Mit Talent, Freude am Spiel und etwas Glück konnte sie schon während ihrer Zeit am Max-Reinhardt-Seminar Schauspieljobs ergattern. Plötzlich war Emily Cox immer öfter auf Leinwand und Bildschirm zu sehen.

Sie spielte in Krimiserien wie "Tatort" oder "Schnell ermittelt", deutschsprachigen Filmen wie "Dutschke", "Rammbock" oder "Die Vaterlosen" sowie in englischsprachigen Produktionen, etwa "Homeland", mit.

Mustertop mit gerafften Ärmeln Dries Van Noten über Mytheresa, Hose Michael Sontag.
Foto: Stefan Armbruster

Derzeit mimt sie Miriam in der Tragikomödie "Nichts zu verlieren", wird Ende Oktober in Detlef Bucks Film "Wuff" zu sehen sein, steht für das englischsprachige Remake von "Honig im Kopf" mit Nick Nolte und Matt Dillon vor der Kamera und dreht die dritte Staffel von "The Last Kingdom". Es läuft gut für Emily Cox.

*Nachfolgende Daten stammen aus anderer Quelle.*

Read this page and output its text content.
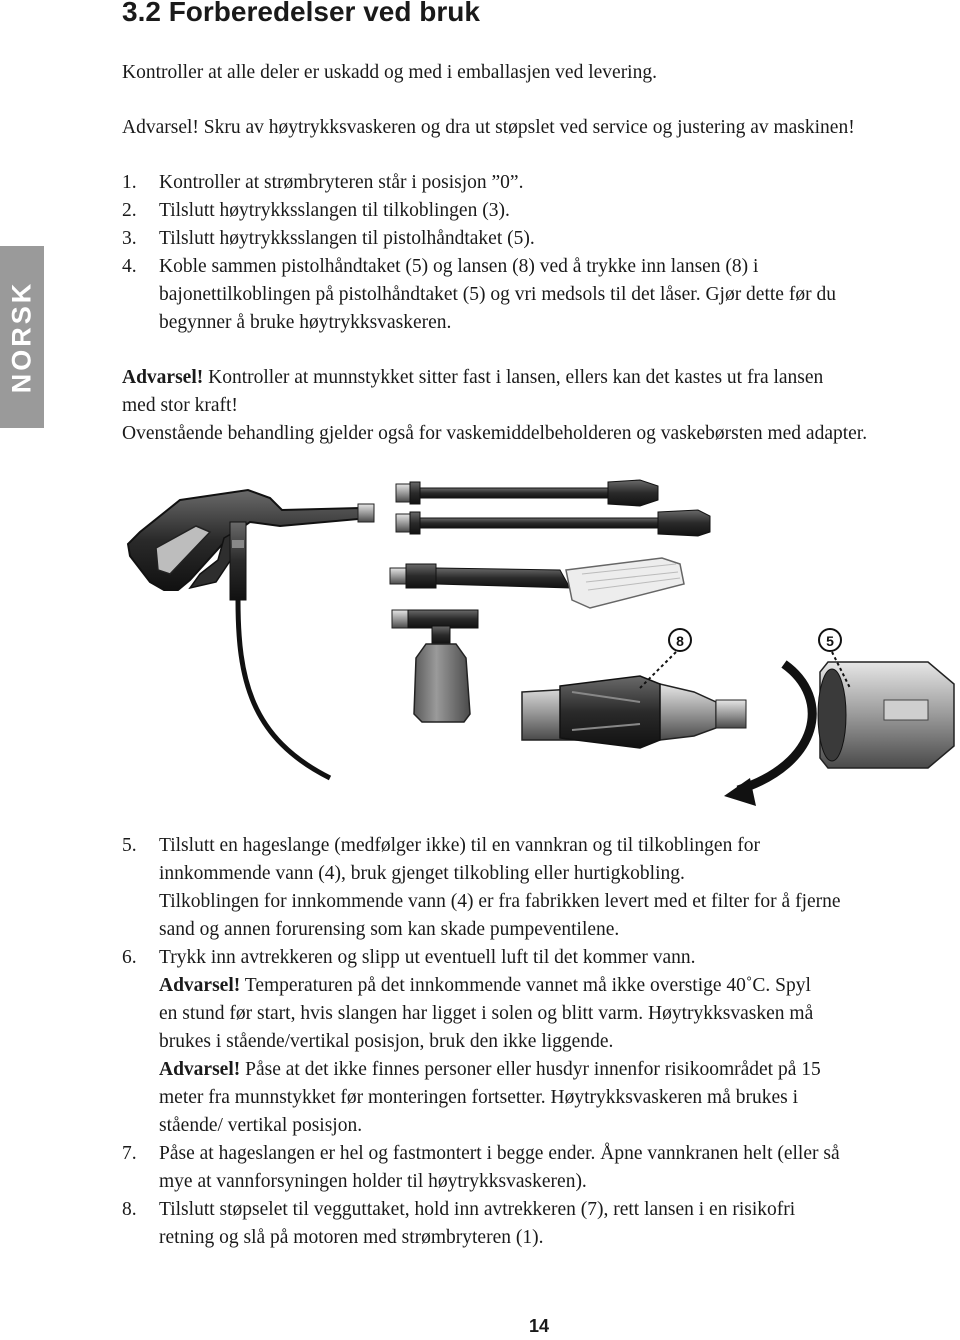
NORSK
3.2 Forberedelser ved bruk
Kontroller at alle deler er uskadd og med i emballasjen ved levering.
Advarsel! Skru av høytrykksvaskeren og dra ut støpslet ved service og justering av maskinen!
1. Kontroller at strømbryteren står i posisjon ”0”.
2. Tilslutt høytrykksslangen til tilkoblingen (3).
3. Tilslutt høytrykksslangen til pistolhåndtaket (5).
4. Koble sammen pistolhåndtaket (5) og lansen (8) ved å trykke inn lansen (8) i
bajonettilkoblingen på pistolhåndtaket (5) og vri medsols til det låser. Gjør dette før du
begynner å bruke høytrykksvaskeren.
Advarsel! Kontroller at munnstykket sitter fast i lansen, ellers kan det kastes ut fra lansen
med stor kraft!
Ovenstående behandling gjelder også for vaskemiddelbeholderen og vaskebørsten med adapter.
8	5
5. Tilslutt en hageslange (medfølger ikke) til en vannkran og til tilkoblingen for
innkommende vann (4), bruk gjenget tilkobling eller hurtigkobling.
Tilkoblingen for innkommende vann (4) er fra fabrikken levert med et filter for å fjerne
sand og annen forurensing som kan skade pumpeventilene.
6. Trykk inn avtrekkeren og slipp ut eventuell luft til det kommer vann.
Advarsel! Temperaturen på det innkommende vannet må ikke overstige 40˚C. Spyl
en stund før start, hvis slangen har ligget i solen og blitt varm. Høytrykksvasken må
brukes i stående/vertikal posisjon, bruk den ikke liggende.
Advarsel! Påse at det ikke finnes personer eller husdyr innenfor risikoområdet på 15
meter fra munnstykket før monteringen fortsetter. Høytrykksvaskeren må brukes i
stående/ vertikal posisjon.
7. Påse at hageslangen er hel og fastmontert i begge ender. Åpne vannkranen helt (eller så
mye at vannforsyningen holder til høytrykksvaskeren).
8. Tilslutt støpselet til vegguttaket, hold inn avtrekkeren (7), rett lansen i en risikofri
retning og slå på motoren med strømbryteren (1).
14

Bluse Steinrohner, Hose Wilfried Mayer, Sandaletten Hugo Boss.
Foto: Stefan Armbruster

Für sie persönlich bedeutet Erfolg jedoch, glücklich zu sein. Als Schauspielerin sei es ihr wichtig, interessante Rollen zu spielen. Cox strebt nicht danach, um jeden Preis weltweit berühmt zu werden, und will lieber "einen guten Film in Österreich machen als einen schlechten in Hollywood".

Privatheit

Die Selbstinszenierung in den sozialen Medien gehört heutzutage zum Jobprofil einer Schauspielerin. Laut Emily Cox gelte das allerdings eher für Großbritannien und die USA, wo die Social-Media-Präsenz so manche Besetzungsentscheidung beeinflusse.

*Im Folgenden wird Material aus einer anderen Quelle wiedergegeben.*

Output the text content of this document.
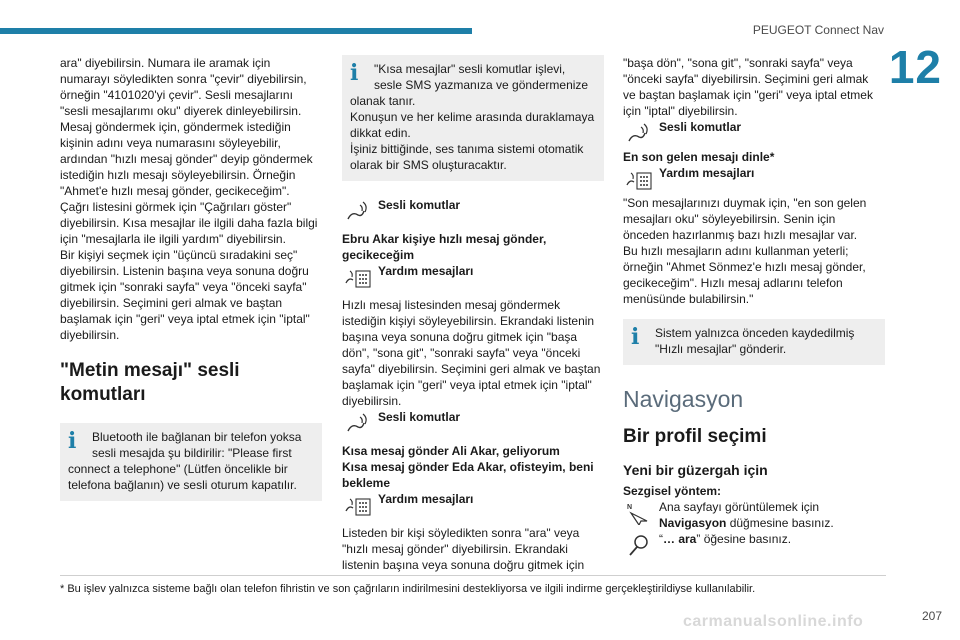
PEUGEOT Connect Nav
12
ara" diyebilirsin. Numara ile aramak için
numarayı söyledikten sonra "çevir" diyebilirsin,
örneğin "4101020'yi çevir". Sesli mesajlarını
"sesli mesajlarımı oku" diyerek dinleyebilirsin.
Mesaj göndermek için, göndermek istediğin
kişinin adını veya numarasını söyleyebilir,
ardından "hızlı mesaj gönder" deyip göndermek
istediğin hızlı mesajı söyleyebilirsin. Örneğin
"Ahmet'e hızlı mesaj gönder, gecikeceğim".
Çağrı listesini görmek için "Çağrıları göster"
diyebilirsin. Kısa mesajlar ile ilgili daha fazla bilgi
için "mesajlarla ile ilgili yardım" diyebilirsin.
Bir kişiyi seçmek için "üçüncü sıradakini seç"
diyebilirsin. Listenin başına veya sonuna doğru
gitmek için "sonraki sayfa" veya "önceki sayfa"
diyebilirsin. Seçimini geri almak ve baştan
başlamak için "geri" veya iptal etmek için "iptal"
diyebilirsin.
"Metin mesajı" sesli
komutları
i	Bluetooth ile bağlanan bir telefon yoksa
sesli mesajda şu bildirilir: "Please first
connect a telephone" (Lütfen öncelikle bir
telefona bağlanın) ve sesli oturum kapatılır.
i	"Kısa mesajlar" sesli komutlar işlevi,
sesle SMS yazmanıza ve göndermenize
olanak tanır.
Konuşun ve her kelime arasında duraklamaya
dikkat edin.
İşiniz bittiğinde, ses tanıma sistemi otomatik
olarak bir SMS oluşturacaktır.
Sesli komutlar
Ebru Akar kişiye hızlı mesaj gönder,
gecikeceğim
Yardım mesajları
Hızlı mesaj listesinden mesaj göndermek
istediğin kişiyi söyleyebilirsin. Ekrandaki listenin
başına veya sonuna doğru gitmek için "başa
dön", "sona git", "sonraki sayfa" veya "önceki
sayfa" diyebilirsin. Seçimini geri almak ve baştan
başlamak için "geri" veya iptal etmek için "iptal"
diyebilirsin.
Sesli komutlar
Kısa mesaj gönder Ali Akar, geliyorum
Kısa mesaj gönder Eda Akar, ofisteyim, beni
bekleme
Yardım mesajları
Listeden bir kişi söyledikten sonra "ara" veya
"hızlı mesaj gönder" diyebilirsin. Ekrandaki
listenin başına veya sonuna doğru gitmek için
"başa dön", "sona git", "sonraki sayfa" veya
"önceki sayfa" diyebilirsin. Seçimini geri almak
ve baştan başlamak için "geri" veya iptal etmek
için "iptal" diyebilirsin.
Sesli komutlar
En son gelen mesajı dinle*
Yardım mesajları
"Son mesajlarınızı duymak için, "en son gelen
mesajları oku" söyleyebilirsin. Senin için
önceden hazırlanmış bazı hızlı mesajlar var.
Bu hızlı mesajların adını kullanman yeterli;
örneğin "Ahmet Sönmez'e hızlı mesaj gönder,
gecikeceğim". Hızlı mesaj adlarını telefon
menüsünde bulabilirsin."
i	Sistem yalnızca önceden kaydedilmiş
"Hızlı mesajlar" gönderir.
Navigasyon
Bir profil seçimi
Yeni bir güzergah için
Sezgisel yöntem:
N Ana sayfayı görüntülemek için
Navigasyon düğmesine basınız.
“… ara” öğesine basınız.
* Bu işlev yalnızca sisteme bağlı olan telefon fihristin ve son çağrıların indirilmesini destekliyorsa ve ilgili indirme gerçekleştirildiyse kullanılabilir.
207
carmanualsonline.info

Hierzulande sei das noch nicht der Fall. Eine Emily-Cox-Fanseite auf Facebook sucht man vergebens, einen Instagram-Account besitzt die Schauspielerin mittlerweile, gehört aber nicht zu jenen, die ihre Follower (Cox hat über 6000) an jedem Detail ihres Lebens teilhaben und dieses dank Filter, Pose und Selektion nur allzu perfekt erscheinen lässt.

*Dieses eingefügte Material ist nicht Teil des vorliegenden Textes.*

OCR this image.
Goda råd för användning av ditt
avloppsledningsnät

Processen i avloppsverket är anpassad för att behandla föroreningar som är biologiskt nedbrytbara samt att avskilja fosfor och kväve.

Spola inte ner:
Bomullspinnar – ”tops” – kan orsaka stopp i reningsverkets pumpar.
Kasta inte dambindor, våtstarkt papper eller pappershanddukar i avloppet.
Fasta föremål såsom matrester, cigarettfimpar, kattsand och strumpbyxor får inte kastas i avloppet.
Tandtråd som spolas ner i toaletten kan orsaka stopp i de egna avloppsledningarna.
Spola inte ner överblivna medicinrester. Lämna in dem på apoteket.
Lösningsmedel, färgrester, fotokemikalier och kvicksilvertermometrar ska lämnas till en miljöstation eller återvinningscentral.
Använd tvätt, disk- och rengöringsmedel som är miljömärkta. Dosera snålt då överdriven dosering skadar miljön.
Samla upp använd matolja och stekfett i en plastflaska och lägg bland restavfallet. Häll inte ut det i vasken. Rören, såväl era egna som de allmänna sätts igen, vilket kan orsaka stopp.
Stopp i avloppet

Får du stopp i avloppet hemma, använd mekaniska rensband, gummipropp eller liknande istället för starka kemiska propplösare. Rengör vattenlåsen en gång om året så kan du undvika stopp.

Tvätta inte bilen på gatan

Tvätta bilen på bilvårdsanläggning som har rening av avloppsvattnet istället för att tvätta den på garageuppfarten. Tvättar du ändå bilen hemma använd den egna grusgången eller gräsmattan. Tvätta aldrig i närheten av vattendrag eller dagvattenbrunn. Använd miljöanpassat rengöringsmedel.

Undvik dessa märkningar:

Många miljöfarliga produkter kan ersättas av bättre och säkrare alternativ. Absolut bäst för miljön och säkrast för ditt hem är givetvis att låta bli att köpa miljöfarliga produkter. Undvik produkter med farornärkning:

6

Die These, dass es ein gewisses Maß an Narzissmus und Selbstdarstellungsdrang braucht, um als Schauspielerin zu reüssieren, quittiert sie mit dem Hinweis, dass auch große Namen der Szene wie Emma Stone keine Diven seien: "Wer innere Stärke besitzt, muss sie nicht zwanghaft nach außen demonstrieren."

Dass bei ihr Sein vor Schein geht, erhärtet sich im Laufe des Gesprächs: "Man könnte ja meinen, Schauspieler stehen immer gern im Rampenlicht. Im Privatleben bin ich aber eher schüchtern. Eine Rede, etwa bei einem großen Geburtstagsessen, halten zu müssen, ist keine schöne Vorstellung für mich." Beim Spielen hingegen könne sie sich total öffnen.

Kleid Miu Miu, Stiefel Alexander McQueen.
Foto: Stefan Armbruster

"Nicht Verstellung ist die Aufgabe des Schauspielers, sondern Enthüllung", zitiert die Schauspielerin Max Reinhardt und führt weiter aus: "Beim Spielen ist man unheimlich exponiert, es entsteht eine ganz nahe Verbindung zum Gegenüber, die in dem Moment echt ist, obwohl die Umstände, unter denen man agiert, und das Verhältnis vorgestellt sind."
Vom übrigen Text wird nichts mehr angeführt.